Reeflo Dart. Most economical and quietest of external pumps.
Eheim being the best and absolutely silent of the submersibles. I heart Eheim.

Others, MagDrive, coralife, Iwaki, Blue line

Lights.
Icecap ballasts, PFO ballasts. Sunlight supply for ballasts and fixtures. Retrofit kits from HelloLights.com are affordable and nice. you'll need to decide what is going in the tank. A tank that large I'd recommend at least 3x 250w halide with about 200w+ of T5 actinic lighting in TEK reflectors for a reef. flourescent fixtures from Hdepot will work. CoralVue ballasts are known to burnout early. 

Flow.

Tunze pumps are awesome. I won't use anything but Turbelles and wave boxes. 

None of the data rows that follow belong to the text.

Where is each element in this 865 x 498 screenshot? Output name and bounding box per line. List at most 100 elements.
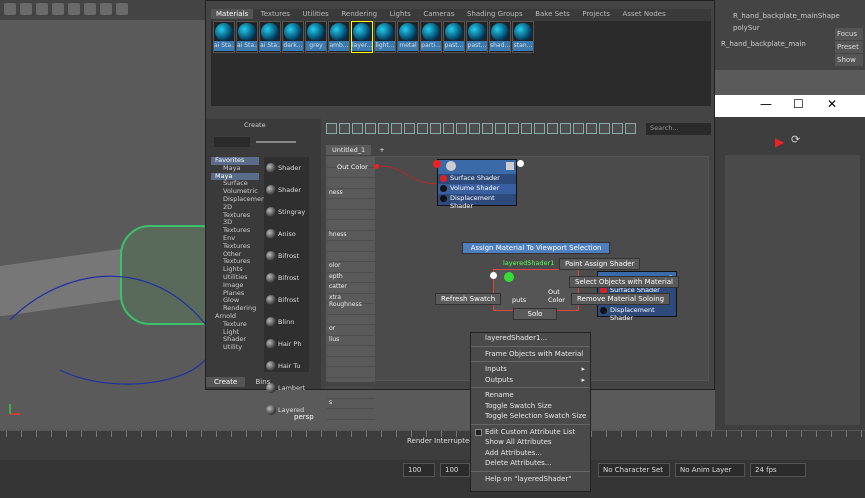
maximize-icon[interactable]: ☐ bbox=[793, 97, 804, 111]
graph-toolbar-button[interactable] bbox=[482, 123, 493, 134]
graph-toolbar-button[interactable] bbox=[469, 123, 480, 134]
graph-toolbar-button[interactable] bbox=[430, 123, 441, 134]
tab-asset-nodes[interactable]: Asset Nodes bbox=[617, 9, 670, 19]
tab-create[interactable]: Create bbox=[206, 377, 246, 387]
material-swatch[interactable]: grey bbox=[305, 21, 327, 53]
graph-toolbar-button[interactable] bbox=[352, 123, 363, 134]
shading-group-node[interactable]: Surface Shader Volume Shader Displacemen… bbox=[437, 159, 517, 210]
shader-list-item[interactable]: Hair Ph bbox=[264, 333, 309, 355]
presets-button[interactable]: Preset bbox=[835, 41, 863, 53]
render-icon[interactable]: ▶ bbox=[775, 135, 784, 149]
graph-toolbar-button[interactable] bbox=[391, 123, 402, 134]
fps-dropdown[interactable]: 24 fps bbox=[750, 463, 806, 477]
graph-toolbar-button[interactable] bbox=[521, 123, 532, 134]
graph-toolbar-button[interactable] bbox=[417, 123, 428, 134]
focus-button[interactable]: Focus bbox=[835, 28, 863, 40]
graph-toolbar-button[interactable] bbox=[339, 123, 350, 134]
material-swatch[interactable]: stan... bbox=[512, 21, 534, 53]
graph-toolbar-button[interactable] bbox=[495, 123, 506, 134]
tab-cameras[interactable]: Cameras bbox=[418, 9, 459, 19]
tree-item[interactable]: Utility bbox=[211, 343, 259, 352]
graph-search-field[interactable]: Search... bbox=[646, 123, 711, 135]
port-volume-shader[interactable]: Volume Shader bbox=[438, 184, 516, 194]
end-time-field[interactable]: 100 bbox=[403, 463, 435, 477]
playback-end-field[interactable]: 100 bbox=[440, 463, 470, 477]
close-icon[interactable]: ✕ bbox=[827, 97, 837, 111]
material-swatch[interactable]: amb... bbox=[328, 21, 350, 53]
material-swatch[interactable]: metal bbox=[397, 21, 419, 53]
graph-toolbar-button[interactable] bbox=[586, 123, 597, 134]
context-menu-item[interactable]: Outputs ▸ bbox=[471, 375, 590, 386]
context-menu-item[interactable]: Add Attributes... bbox=[471, 448, 590, 459]
tab-rendering[interactable]: Rendering bbox=[336, 9, 382, 19]
tree-item[interactable]: Displacement bbox=[211, 195, 268, 204]
material-swatch[interactable]: shad... bbox=[489, 21, 511, 53]
shader-list-item[interactable]: Blinn bbox=[264, 311, 309, 333]
context-menu-item[interactable]: Edit Custom Attribute List bbox=[471, 427, 590, 438]
graph-toolbar-button[interactable] bbox=[573, 123, 584, 134]
swatch-size-slider[interactable] bbox=[256, 141, 296, 143]
graph-toolbar-button[interactable] bbox=[326, 123, 337, 134]
create-shader-list[interactable]: Shader Shader Stingray Aniso Bifrost Bifrost B… bbox=[264, 157, 309, 415]
character-set-dropdown[interactable]: No Character Set bbox=[598, 463, 670, 477]
tab-bins[interactable]: Bins bbox=[248, 377, 279, 387]
view-icon[interactable] bbox=[4, 3, 16, 15]
lighting-icon[interactable] bbox=[68, 3, 80, 15]
create-filter-field[interactable] bbox=[214, 137, 250, 147]
remove-soloing-button[interactable]: Remove Material Soloing bbox=[571, 293, 671, 305]
graph-toolbar-button[interactable] bbox=[365, 123, 376, 134]
tab-shape[interactable]: R_hand_backplate_mainShape bbox=[727, 10, 846, 22]
graph-toolbar-button[interactable] bbox=[534, 123, 545, 134]
shader-list-item[interactable]: Aniso bbox=[264, 223, 309, 245]
context-menu-item[interactable]: Rename bbox=[471, 390, 590, 401]
create-category-tree[interactable]: Favorites Maya Maya Surface Volumetric Displa… bbox=[211, 156, 268, 351]
material-swatch[interactable]: parti... bbox=[420, 21, 442, 53]
material-swatch[interactable]: layer... bbox=[351, 21, 373, 53]
graph-toolbar-button[interactable] bbox=[508, 123, 519, 134]
tab-projects[interactable]: Projects bbox=[577, 9, 615, 19]
context-menu-item[interactable]: layeredShader1... bbox=[471, 333, 590, 344]
shader-list-item[interactable]: Shader bbox=[264, 179, 309, 201]
tab-lights[interactable]: Lights bbox=[385, 9, 416, 19]
material-swatch[interactable]: ai Sta... bbox=[236, 21, 258, 53]
tab-shading-groups[interactable]: Shading Groups bbox=[462, 9, 528, 19]
context-menu-item[interactable]: Inputs ▸ bbox=[471, 364, 590, 375]
node-name-field[interactable]: R_hand_backplate_main bbox=[721, 40, 806, 48]
tree-item[interactable]: 2D Textures bbox=[211, 203, 259, 220]
minimize-icon[interactable]: — bbox=[760, 97, 772, 111]
add-tab-button[interactable]: + bbox=[373, 145, 390, 155]
shading-icon[interactable] bbox=[52, 3, 64, 15]
context-menu-item[interactable]: Help on "layeredShader" bbox=[471, 474, 590, 485]
context-menu-item[interactable]: Toggle Selection Swatch Size bbox=[471, 411, 590, 422]
xray-icon[interactable] bbox=[100, 3, 112, 15]
graph-toolbar-button[interactable] bbox=[625, 123, 636, 134]
camera-icon[interactable] bbox=[20, 3, 32, 15]
port-displacement-shader[interactable]: Displacement Shader bbox=[598, 306, 676, 322]
shader-list-item[interactable]: Bifrost bbox=[264, 245, 309, 267]
show-button[interactable]: Show bbox=[835, 54, 863, 66]
layered-shader-node[interactable]: Out Color puts bbox=[493, 269, 579, 311]
select-objects-button[interactable]: Select Objects with Material bbox=[569, 276, 680, 288]
tab-untitled-1[interactable]: Untitled_1 bbox=[326, 145, 372, 155]
shader-list-item[interactable]: Bifrost bbox=[264, 267, 309, 289]
tab-utilities[interactable]: Utilities bbox=[297, 9, 333, 19]
context-menu-item[interactable]: Show All Attributes bbox=[471, 437, 590, 448]
tree-item[interactable]: 3D Textures bbox=[211, 219, 259, 235]
graph-toolbar-button[interactable] bbox=[560, 123, 571, 134]
output-port[interactable] bbox=[517, 160, 524, 167]
shader-list-item[interactable]: Shader bbox=[264, 157, 309, 179]
grid-icon[interactable] bbox=[36, 3, 48, 15]
material-swatch[interactable]: past... bbox=[466, 21, 488, 53]
graph-toolbar-button[interactable] bbox=[456, 123, 467, 134]
context-menu-item[interactable]: Frame Objects with Material bbox=[471, 349, 590, 360]
node-options-icon[interactable] bbox=[506, 162, 514, 170]
context-menu-item[interactable]: Toggle Swatch Size bbox=[471, 401, 590, 412]
context-menu-item[interactable]: Delete Attributes... bbox=[471, 458, 590, 469]
tree-item[interactable]: Env Textures bbox=[211, 234, 259, 251]
shader-list-item[interactable]: Stingray bbox=[264, 201, 309, 223]
material-swatch[interactable]: light... bbox=[374, 21, 396, 53]
tab-polysurface[interactable]: polySur bbox=[727, 22, 766, 34]
graph-toolbar-button[interactable] bbox=[612, 123, 623, 134]
wireframe-icon[interactable] bbox=[84, 3, 96, 15]
input-port[interactable] bbox=[433, 160, 441, 168]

Other brands of interest, Hydor Koralia, Seio.

Sumps or refugiums
Stay away from the over priced Oceanic units. TriggerFish systems makes beautiful sumps but they might not be large enough to house a skimmer appropriate for such a large tank. Rubbermaid feed troughs from livestock sources work great and are affordable for your tank.

Chillers.
Pacific Coast imports. Sunlight Supply. Teco. Current Prime. 

salt mixes.

Tropic Marin, Seachem for reefs. Instant Ocean for fish only.

Caribsea Aragonite for substrate. 300lbs of live rock. 


An old calculator said to expect $50-100 for a beautiful reef tank per gallon from new. That was for everything: tank, stand canopy, lights, filtration, chillers, heaters, etc.... Fish only setups are cheaper and just as enjoyable. Best of luck.


----------